La Corte Costituzionale ha deciso in merito al Lodo Alfano. Una decisione tecnica ( come hanno sostenuto i fautori dell’annullamento del Lodo) o una decisione politica ( come invece hanno sostenuto i fautori della salvezza del Lodo)? La risposta corretta è: tutte e due le cose insieme.
È ovvio che in uno Stato democratico tutte le decisioni della magistratura ( ivi comprese quelle della Corte) siano tecniche, almeno per il fatto che sono prese ( e non potrebbero non esserlo) esclusivamente da giuristi, legittimati ad assumere la funzione di giudici e vincolati a motivare le loro decisioni con argomentazioni strettamente giuridiche.
Ma è altrettanto ovvio che le decisioni di qualsiasi tribunale ( e in particolare quelle della Corte Costituzionale) siano sempre e inevitabilmente politiche, perché il diritto è intriso di valori e lo è in particolare una Costituzione, come la nostra, esplicitamente liberaldemocratica: di conseguenza è inevitabile, anzi è doveroso, che il giudice, applicando la legge, sia sensibile all’orizzonte valoriale su cui la democrazia si fonda, consentendole, tramite le sue sentenze, di incarnarsi nel mondo della vita. Se si vuole accusare un qualsiasi giudice o la stessa Corte Costituzionale di emanare verdetti politici, non lo si potrà fare accusandoli genericamente di politicizzazione, ma piuttosto accusandoli di preporre indebitamente a quelli palesemente recepiti dalla nostra Costituzione e dall’ordinamento positivo valori ideologici privati, alternativi o comunque irriducibili alla logica della democrazia.
Le accuse di politicizzazione della Corte Costituzionale non sono però recenti. In genere esse non sono mai dipese dal fatto che si sia pensato che i giudici della Corte siano soggettivamente orientati ad abusare ideologicamente del loro ruolo ( la cosa è ovviamente possibile, ma poco probabile). Sono dipese piuttosto ( e temo che continueranno a dipendere) da un altro fattore: dalle norme (purtroppo di rango costituzionale e quindi ben difficili a modificarsi) che regolano la scelta dei giudici per la Consulta.

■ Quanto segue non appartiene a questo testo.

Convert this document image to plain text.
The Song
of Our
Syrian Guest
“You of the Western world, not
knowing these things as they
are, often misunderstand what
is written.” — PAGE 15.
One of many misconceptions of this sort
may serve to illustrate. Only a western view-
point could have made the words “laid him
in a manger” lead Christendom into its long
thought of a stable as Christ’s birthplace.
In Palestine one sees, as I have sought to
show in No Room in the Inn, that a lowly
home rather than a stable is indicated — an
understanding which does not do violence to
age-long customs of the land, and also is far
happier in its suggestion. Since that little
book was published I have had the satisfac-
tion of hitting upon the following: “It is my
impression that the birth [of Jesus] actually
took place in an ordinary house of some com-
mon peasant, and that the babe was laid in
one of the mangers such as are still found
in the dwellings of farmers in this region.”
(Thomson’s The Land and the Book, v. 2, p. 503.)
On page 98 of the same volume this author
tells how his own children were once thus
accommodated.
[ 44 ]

Come è noto, per un terzo i giudici della Corte sono eletti dal Parlamento: tale elezione è quindi inevitabilmente condizionata da accordi tra i partiti e le accuse di lottizzazione sono ineliminabili. Per un altro terzo essi sono nominati dal capo dello Stato: in questo caso di nomina partitica non si può assolutamente parlare, ma la pur grande autorevolezza del presidente della Repubblica non è mai stata sufficiente a evitare valutazioni critiche di tipo politico, anche perché non sempre i presidenti sono stati saggi, nominando esclusivamente giuristi di fama indiscussa e unanimemente condivisa.
Per un altro terzo, i giudici sono nominati dalla magistratura: la caratterizzazione politica di questi giudici sarebbe evidentemente minima, solo se la magistratura italiana non fosse divisa in correnti e non avesse, a torto o a ragione, consentito all’opinione pubblica di pensare che qualsiasi magistrato sia etichettabile politicamente… Esistono metodi alternativi e più convincenti per individuare i giuristi da inviare alla Consulta, che consentano alla Corte di sfuggire all’odiosa accusa di politicizzazione? Sarebbe un’imperdonabile ingenuità supporlo: ogni criterio ipotizzabile ha le sue controindicazioni, che tutti i costituzionalisti conoscono benissimo. Esistono però alcune ipotesi alle quali in Italia non si è mai dato il credito che meriterebbero. La prima è quella di eleggere i supremi giudici a vita, per fugare ogni pur minimo sospetto che dopo la scadenza del loro mandato essi possano riciclarsi (come purtroppo a volte è avvenuto) come parlamentari o come presidenti di società o di istituzioni di nomina squisitamente politica.
Il fatto che questa possibilità esista attira purtroppo sui giudici un’ombra di sospetto, che solo la nomina a vita potrebbe fugare. Ma potrebbe essere anche molto utile imporre ai potenziali giudici, che si volessero candidare alla Corte, di presentarsi in Parlamento per una pubblica audizione, per rispondere alle domande di deputati e senatori, per far conoscere i loro orientamenti valoriali e le loro valutazioni in merito alle questioni socio- politiche più urgenti e scottanti, per dar prova della loro lucidità argomentativa e della loro competenza costituzionalistica… Non è più sufficiente oggi un curriculum per conoscere la stoffa di cui è fatto un uomo. Consentire ai cittadini interessati di sapere tutto ciò che è legittimo sapere sulla vita, sulle idee, sulle competenze di coloro che potrebbero divenire i custodi della Costituzione può costituire un formidabile passo avanti nel progresso della nostra società civile e politica.